Despite the differences between registries and trials, there are also great similarities in the way they are managed. The first step in setting up a registry is defining the area of interest and the relevant sources that will provide this information. For example, in case of a patient registry, the appropriate patient population is identified as well as the data variables to be collected. These variables may be gathered from Electronic Medical Records, Laboratory systems, Pathology reports, surveys, and so on. Healthcare professionals who are interested in participating in the registry are recruited for the data collection process. Due care should be given to the process of capturing, sharing and making data available for ongoing analysis. Those opting for the easy option of using spreadsheets or other such document driven approaches find that subsequent sharing of information, analysis and collaboration among participating professionals can become a messy business. On the other hand, not all registries require a complex technology platform that requires a lot of time and effort to set up and can be quite expensive to implement and maintain. A versatile, cost-efficient and easy to setup platform that is built from the ground up to facilitate collaboration, goes a long way in ensuring a strong foundation for registry data collection, sharing and analysis.

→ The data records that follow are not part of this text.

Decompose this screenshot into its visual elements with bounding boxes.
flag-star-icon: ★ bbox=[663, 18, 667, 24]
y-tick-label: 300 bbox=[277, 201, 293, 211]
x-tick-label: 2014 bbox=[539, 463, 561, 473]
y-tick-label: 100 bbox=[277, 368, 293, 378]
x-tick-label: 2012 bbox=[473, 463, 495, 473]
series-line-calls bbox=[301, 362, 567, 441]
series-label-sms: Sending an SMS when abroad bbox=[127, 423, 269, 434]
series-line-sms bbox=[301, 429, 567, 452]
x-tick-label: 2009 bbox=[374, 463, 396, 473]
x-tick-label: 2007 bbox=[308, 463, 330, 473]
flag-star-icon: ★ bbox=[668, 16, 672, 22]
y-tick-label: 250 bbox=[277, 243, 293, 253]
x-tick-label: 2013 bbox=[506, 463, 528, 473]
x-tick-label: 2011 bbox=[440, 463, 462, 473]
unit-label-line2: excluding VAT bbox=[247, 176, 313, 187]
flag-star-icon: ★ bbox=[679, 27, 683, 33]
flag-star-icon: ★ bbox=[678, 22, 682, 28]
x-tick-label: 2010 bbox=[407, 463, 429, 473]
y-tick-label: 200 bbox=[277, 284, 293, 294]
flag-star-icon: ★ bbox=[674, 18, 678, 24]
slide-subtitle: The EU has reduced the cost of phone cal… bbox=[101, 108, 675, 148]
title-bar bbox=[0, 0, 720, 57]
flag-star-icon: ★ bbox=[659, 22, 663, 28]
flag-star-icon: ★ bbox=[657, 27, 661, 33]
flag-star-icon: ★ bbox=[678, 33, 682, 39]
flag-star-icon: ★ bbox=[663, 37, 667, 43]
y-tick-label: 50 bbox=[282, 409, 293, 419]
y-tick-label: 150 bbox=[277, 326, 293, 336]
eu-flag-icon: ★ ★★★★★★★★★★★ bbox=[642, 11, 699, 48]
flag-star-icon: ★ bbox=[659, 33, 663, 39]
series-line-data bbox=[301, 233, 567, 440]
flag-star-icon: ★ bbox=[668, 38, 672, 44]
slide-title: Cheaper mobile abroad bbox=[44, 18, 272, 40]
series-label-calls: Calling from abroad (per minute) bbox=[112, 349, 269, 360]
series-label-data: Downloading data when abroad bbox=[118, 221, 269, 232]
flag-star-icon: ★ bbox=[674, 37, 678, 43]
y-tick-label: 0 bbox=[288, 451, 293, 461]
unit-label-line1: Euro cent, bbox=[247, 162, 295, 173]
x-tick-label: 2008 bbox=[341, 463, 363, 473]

Registries are of many types and focus on topics ranging from patients and related aspects such as specific conditions, diseases, procedures, or events; to areas such as biospecimens, molecules, devices, and others. The data to be collected is carefully thought through early in the process but is often expanded upon, or refined down, as registry participants gain greater insight into their data. As the data pool increases, it allows professionals to learn from findings such as varying patient response to different treatments; enables them to compare effectiveness of procedures based on a variety of factors; assists them in uncovering patterns of usage across sites; facilitates the creation of tissue and data banks that can be utilized for future research projects; helps in monitoring the safety of drugs and devices; and many other such use cases that provide tremendous value to all stakeholders – not only for our current explorations but also for the purpose of setting up a robust foundation for the future and for questions that are yet to be formulated in our minds.